Para el escritor y sacerdote
católico Pablo d’Ors, el mal constituye el gran desencuentro del ser humano con
la divinidad: mientras los mortales no aceptamos el dolor y la muerte, Dios sí parece
hacerlo. Bajo ese silencio monumental al que los gritos de los hombres dan
sentido -según afirmaba Saramago-, acumulamos los días. Se celebran funerales,
pero las tiendas siguen abiertas. Nada concluye a nuestro paso, todo continúa
sin interrupción o congoja, como en una procesión donde ningún cofrade es
insustituible.
Se ha muerto David Bowie y
podría parecer ridículo lamentar su pérdida en estos tiempos de histeria
generalizada y escarceos prebélicos, en los que el placer que proporciona la
cultura es acusado del peor crimen imaginable: la frivolidad. Es más grave en
España, donde todas las ortodoxias se defienden con una impactante mezcla de
pasión y cinismo. Aquí, todos están de vuelta. “¿Me vas a hablar tú de Bowie?”.
Que ya no nos queda espíritu
nadie puede negarlo.

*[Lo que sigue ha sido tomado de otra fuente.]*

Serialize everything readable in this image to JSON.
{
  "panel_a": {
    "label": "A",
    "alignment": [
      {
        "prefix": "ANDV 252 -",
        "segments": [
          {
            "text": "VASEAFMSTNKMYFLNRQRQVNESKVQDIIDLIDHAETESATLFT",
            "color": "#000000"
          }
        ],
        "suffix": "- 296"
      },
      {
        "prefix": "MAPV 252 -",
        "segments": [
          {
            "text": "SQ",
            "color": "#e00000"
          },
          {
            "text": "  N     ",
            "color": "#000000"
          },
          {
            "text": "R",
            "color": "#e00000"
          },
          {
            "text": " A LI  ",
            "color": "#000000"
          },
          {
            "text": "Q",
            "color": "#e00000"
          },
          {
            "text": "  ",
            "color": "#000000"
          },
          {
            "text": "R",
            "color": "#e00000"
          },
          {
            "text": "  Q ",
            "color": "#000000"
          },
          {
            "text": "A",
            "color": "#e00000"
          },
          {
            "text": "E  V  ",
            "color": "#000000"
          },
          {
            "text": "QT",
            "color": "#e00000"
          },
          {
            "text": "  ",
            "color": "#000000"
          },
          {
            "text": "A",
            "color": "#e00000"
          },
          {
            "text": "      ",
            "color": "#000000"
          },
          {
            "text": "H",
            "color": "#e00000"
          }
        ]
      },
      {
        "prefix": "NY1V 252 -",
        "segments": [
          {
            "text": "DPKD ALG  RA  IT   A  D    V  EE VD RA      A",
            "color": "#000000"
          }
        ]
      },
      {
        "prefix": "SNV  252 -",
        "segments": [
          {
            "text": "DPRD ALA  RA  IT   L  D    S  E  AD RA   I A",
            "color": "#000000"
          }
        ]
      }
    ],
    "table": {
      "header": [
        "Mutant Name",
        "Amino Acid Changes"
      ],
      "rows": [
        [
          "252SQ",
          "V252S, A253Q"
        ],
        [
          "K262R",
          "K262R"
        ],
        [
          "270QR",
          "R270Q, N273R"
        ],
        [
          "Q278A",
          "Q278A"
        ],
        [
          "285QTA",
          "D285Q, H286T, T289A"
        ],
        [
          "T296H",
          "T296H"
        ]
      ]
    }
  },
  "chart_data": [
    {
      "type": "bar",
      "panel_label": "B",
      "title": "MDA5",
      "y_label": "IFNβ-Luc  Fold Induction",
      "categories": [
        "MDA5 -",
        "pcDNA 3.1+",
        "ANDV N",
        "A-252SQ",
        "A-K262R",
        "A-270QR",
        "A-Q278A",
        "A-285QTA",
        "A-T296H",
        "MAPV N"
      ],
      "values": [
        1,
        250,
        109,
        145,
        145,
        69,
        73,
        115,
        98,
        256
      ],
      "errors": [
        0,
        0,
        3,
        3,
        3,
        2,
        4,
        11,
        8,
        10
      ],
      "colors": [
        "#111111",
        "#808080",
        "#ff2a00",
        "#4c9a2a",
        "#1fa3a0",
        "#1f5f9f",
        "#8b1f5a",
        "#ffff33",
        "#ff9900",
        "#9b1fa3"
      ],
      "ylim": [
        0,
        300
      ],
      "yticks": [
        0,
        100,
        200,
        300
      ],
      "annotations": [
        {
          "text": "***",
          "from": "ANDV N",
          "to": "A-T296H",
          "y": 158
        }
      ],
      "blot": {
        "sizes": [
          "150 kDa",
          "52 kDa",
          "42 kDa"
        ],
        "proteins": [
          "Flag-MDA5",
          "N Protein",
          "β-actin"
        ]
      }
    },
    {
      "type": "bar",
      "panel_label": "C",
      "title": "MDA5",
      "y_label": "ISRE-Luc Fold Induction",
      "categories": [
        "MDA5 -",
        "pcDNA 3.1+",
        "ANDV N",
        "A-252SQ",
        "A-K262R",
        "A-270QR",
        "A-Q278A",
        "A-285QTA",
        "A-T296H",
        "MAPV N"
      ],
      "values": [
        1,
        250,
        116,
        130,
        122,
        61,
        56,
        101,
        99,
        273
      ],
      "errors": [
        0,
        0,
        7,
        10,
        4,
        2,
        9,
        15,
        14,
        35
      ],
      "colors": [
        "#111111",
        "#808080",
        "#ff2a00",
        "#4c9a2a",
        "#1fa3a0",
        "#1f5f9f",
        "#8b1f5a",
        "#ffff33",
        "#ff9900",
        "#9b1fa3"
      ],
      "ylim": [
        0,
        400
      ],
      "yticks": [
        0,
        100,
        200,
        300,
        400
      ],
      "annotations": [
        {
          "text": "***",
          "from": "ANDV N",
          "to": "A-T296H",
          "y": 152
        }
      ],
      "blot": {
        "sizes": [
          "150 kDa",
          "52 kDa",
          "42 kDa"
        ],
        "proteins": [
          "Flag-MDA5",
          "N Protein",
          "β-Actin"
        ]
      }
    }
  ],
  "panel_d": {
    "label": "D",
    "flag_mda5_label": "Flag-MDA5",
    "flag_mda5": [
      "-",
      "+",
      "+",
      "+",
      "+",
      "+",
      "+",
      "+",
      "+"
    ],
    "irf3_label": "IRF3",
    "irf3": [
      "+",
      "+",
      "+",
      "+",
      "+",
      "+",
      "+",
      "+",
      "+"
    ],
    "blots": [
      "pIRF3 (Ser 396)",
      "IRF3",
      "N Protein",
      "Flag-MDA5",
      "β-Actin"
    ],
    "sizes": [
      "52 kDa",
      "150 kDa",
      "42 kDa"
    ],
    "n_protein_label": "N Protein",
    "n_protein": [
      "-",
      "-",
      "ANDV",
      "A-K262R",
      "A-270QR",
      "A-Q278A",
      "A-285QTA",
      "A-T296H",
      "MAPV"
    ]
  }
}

El cantante británico pertenecía a otra época, cuando el
color y el maquillaje, los ritmos nuevos y el escándalo calculado alimentaban
el negocio. ¿Qué podría hacer hoy Ziggy Stardust en plena dictadura del falso
escepticismo? Bowie llevaba casi una década alejado del meollo. Salvo sus dos
últimos discos -‘The Next Day, de 2013, y ‘Blackstar’, publicado el pasado 8 de
enero-, poco más se supo de él. Los años de la exageración habían pasado.
El autor de ‘Absolute Beginners’ guardó silencio un poco antes del fin del
mundo, es decir, del inicio de la gran crisis de las hipotecas ‘subprime’ en
2007. Quizás, haciendo mutis se libró del naufragio posterior. David Bowie ya
no está en este planeta. Aquí nos quedamos los demás, con el ‘Chapo’ Guzmán,
por ejemplo. O con el Estado Islámico. Esto no hay dios que lo entienda.
*Columna publicada el martes, 12 de enero en El Diario Montañés.